The European Investment Bank (EIB) has proved the immense impact that a supranational investment bank can have for helping issuers in the securitization market. tThe UK should emulate it on a national scale.
While the UK already has the British Business Bank (BBB), which aims to increase the supply of finance to small and medium sized businesses, it does not have the scale or a wide enough remit to energise weak areas of the UK securitization market.
The institution needs to be reimagined, or a new one created that can move at pace and at the scale required to help fulfil the government's goal of economic growth.
Some will argue that calls for a UK national investment bank are redundant when the BBB already exists, and in many ways is performing well. It reached a £5bn lending milestone for its structured guarantee programmes on June 3.
The BBB may have have the capacity to allow the government to achieve some its goals, like increasing home ownership and reaching net zero targets through securitization, but it is constrained by its narrow mandate, which focuses solely on SME lending.
This means that the BBB cannot support specialist lenders like, for example, a UK residential solar leasing company that needs to do an ABS transaction to grow.
This is in stark contrast to the EIB which was able to support German solar lender Enpal through giving the class ‘A1’ notes for Golden Ray 1 a European Investment Fund (EIF) guarantee in October 2024.

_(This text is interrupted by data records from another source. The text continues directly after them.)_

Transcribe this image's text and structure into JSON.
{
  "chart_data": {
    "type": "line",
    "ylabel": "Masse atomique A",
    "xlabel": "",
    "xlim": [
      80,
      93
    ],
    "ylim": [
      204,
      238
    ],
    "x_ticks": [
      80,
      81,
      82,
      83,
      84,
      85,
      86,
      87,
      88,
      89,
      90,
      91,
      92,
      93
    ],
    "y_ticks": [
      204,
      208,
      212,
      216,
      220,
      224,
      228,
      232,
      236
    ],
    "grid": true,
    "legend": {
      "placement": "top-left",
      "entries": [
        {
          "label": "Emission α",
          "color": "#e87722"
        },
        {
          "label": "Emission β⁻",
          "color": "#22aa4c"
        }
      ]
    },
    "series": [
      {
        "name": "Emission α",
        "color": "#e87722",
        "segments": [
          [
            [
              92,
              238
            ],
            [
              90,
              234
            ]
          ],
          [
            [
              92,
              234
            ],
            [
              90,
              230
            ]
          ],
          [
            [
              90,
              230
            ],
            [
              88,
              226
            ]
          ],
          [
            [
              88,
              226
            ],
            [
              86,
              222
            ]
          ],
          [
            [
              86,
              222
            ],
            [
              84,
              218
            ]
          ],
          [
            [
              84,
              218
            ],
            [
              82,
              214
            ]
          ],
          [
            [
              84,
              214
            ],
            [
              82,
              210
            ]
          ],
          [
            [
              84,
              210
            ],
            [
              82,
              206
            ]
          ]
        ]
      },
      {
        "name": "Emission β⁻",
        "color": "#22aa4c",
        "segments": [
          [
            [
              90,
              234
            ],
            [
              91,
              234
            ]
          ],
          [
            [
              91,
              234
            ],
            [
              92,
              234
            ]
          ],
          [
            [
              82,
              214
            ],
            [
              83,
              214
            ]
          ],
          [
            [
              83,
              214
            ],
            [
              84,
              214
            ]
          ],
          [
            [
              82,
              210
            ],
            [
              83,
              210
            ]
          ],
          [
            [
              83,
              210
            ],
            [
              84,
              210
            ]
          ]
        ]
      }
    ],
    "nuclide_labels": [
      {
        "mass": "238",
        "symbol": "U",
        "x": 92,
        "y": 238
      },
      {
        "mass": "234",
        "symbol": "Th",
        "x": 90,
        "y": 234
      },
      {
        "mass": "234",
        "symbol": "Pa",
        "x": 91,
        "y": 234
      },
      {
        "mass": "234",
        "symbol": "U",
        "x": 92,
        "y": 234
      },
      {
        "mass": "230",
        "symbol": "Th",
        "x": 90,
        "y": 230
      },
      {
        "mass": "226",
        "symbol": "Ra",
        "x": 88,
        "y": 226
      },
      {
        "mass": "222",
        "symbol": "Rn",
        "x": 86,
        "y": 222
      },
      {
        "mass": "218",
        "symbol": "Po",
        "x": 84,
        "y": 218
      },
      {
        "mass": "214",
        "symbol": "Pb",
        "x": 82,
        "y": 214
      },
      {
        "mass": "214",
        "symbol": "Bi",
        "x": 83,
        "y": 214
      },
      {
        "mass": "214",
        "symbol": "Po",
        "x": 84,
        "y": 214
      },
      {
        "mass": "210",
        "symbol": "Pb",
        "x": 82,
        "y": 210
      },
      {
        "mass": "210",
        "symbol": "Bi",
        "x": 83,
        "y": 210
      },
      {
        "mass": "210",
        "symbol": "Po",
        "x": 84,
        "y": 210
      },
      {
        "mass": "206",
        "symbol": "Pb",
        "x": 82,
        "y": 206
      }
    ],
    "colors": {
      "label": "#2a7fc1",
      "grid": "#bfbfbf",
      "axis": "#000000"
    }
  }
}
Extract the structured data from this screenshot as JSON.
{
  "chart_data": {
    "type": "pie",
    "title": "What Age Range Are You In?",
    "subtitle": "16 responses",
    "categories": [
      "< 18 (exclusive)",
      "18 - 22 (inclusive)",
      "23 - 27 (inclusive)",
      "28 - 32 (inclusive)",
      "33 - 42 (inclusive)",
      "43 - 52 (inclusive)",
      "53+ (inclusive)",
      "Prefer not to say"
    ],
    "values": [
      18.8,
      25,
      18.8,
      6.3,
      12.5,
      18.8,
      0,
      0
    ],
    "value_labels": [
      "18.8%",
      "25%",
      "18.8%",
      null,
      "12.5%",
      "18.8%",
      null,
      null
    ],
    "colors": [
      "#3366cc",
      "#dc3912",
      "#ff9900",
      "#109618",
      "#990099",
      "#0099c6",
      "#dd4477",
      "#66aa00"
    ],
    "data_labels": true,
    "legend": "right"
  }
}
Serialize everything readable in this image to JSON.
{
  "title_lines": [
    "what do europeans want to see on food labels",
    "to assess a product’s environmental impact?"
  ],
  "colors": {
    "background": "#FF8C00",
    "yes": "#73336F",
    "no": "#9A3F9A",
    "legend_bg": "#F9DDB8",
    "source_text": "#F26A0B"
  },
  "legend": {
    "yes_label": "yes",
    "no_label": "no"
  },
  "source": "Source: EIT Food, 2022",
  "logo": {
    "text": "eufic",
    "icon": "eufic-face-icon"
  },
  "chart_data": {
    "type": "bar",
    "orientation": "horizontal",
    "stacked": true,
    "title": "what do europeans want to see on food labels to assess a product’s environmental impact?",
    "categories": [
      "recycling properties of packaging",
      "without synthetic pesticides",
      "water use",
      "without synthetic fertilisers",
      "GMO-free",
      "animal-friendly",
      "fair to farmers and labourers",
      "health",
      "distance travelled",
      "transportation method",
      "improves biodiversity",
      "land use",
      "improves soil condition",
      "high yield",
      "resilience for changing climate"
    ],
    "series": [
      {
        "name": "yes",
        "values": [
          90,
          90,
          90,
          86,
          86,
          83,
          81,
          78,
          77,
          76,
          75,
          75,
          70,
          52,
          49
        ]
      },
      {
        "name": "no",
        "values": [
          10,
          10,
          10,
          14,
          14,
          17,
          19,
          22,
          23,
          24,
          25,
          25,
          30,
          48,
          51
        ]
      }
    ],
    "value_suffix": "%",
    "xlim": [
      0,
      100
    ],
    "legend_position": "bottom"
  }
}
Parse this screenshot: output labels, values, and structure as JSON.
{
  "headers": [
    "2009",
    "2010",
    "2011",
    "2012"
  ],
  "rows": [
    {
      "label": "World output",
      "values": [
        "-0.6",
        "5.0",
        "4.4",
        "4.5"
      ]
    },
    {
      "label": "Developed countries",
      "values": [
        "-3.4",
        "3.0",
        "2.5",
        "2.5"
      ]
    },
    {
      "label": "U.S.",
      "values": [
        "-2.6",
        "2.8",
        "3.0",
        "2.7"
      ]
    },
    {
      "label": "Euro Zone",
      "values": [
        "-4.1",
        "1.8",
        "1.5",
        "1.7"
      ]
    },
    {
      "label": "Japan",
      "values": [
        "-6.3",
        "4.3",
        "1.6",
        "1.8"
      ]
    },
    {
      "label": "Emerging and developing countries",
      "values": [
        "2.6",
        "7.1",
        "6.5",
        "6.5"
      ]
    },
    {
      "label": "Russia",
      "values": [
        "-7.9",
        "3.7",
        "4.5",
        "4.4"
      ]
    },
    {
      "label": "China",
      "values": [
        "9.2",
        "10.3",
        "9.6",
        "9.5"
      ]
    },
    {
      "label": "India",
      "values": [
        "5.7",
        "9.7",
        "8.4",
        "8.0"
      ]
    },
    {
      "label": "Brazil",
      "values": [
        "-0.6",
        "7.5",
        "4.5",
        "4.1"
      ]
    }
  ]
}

Although the securitization desk at the BBB has the infrastructure and capacity to improve the market, it is weighed down by a lack of flexibility when it comes to reacting to market changes, as it either has to fit new funding into one of its existing programmes or go through a long approval process which delays lenders’ access to funding.
The BBB primarily focuses on supporting SMEs in the private market, often through warehousing structures, as opposed to giving support in the public market. It does not have the mandate to invest in mezzanine notes for securitizations through its ENABLE Funding Programme.

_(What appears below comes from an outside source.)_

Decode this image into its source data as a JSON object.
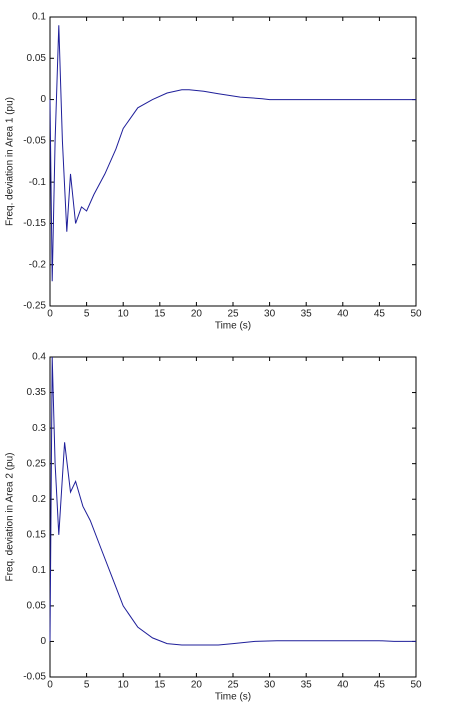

Although the most recent public UK SME leasing ABS trade from Haydock Finance, Hermitage 2025, performed well across the capital stack with demand coming solely from non-government ABS investors, there may be ABS trades in the future which will require support from the BBB or another UK investment bank with a broader mandate.
EIB provides the model
The EIB has provided an excellent model for how the UK could use a own national investment bank with a wider mandate, through its recent support for Polish auto lender Vehis.
Vehis completed its Z1.357bn (€320m) debut securitization of auto leases, Vehis Auto Leasing 2025, which it was able to do by pre-placing the ‘A1’ notes with the EIB. The EIF provided bilateral guarantees for the class ‘A2’ and ‘B’ notes, which allowed them to be sold to an external investor.
This was significant for the almost inactive Polish ABS market, as the guidance and investment that the EIB provided will help the issuer grow and eventually it will be able to tap the public market without support from the supranational.
The UK securitization market is by no means weak compared to the rest of Europe, as issuance from the country made up €10.4bn of Europe’s €38bn volumes for Q1 2025, according to the Association for Financial Markets in Europe.
But the UK still has a lot that it can learn from Europe.
While it is important for the UK to improve on its funding availability for the SME sector, this is something which is necessary but not sufficient for helping most specialist lenders in the UK get access to funding.
The BBB should continue to carry out the government’s goal of providing support for SMEs, but the securitization desk should be separated into a UK investment bank which has a wider remit and provides funding for lenders outside of SMEs.
The European Investment Bank has demonstrated its immense capabilities for the European securitization market, which the UK must adopt in order to help specialist lenders grow.
And it isn't as if the government does not understand the benefit of development banks as can be seen in its support for a new multilateral lender to fund defence spending.
The UK has a clear route to using a state bank as a means of boosting its economy. It must take the opportunity.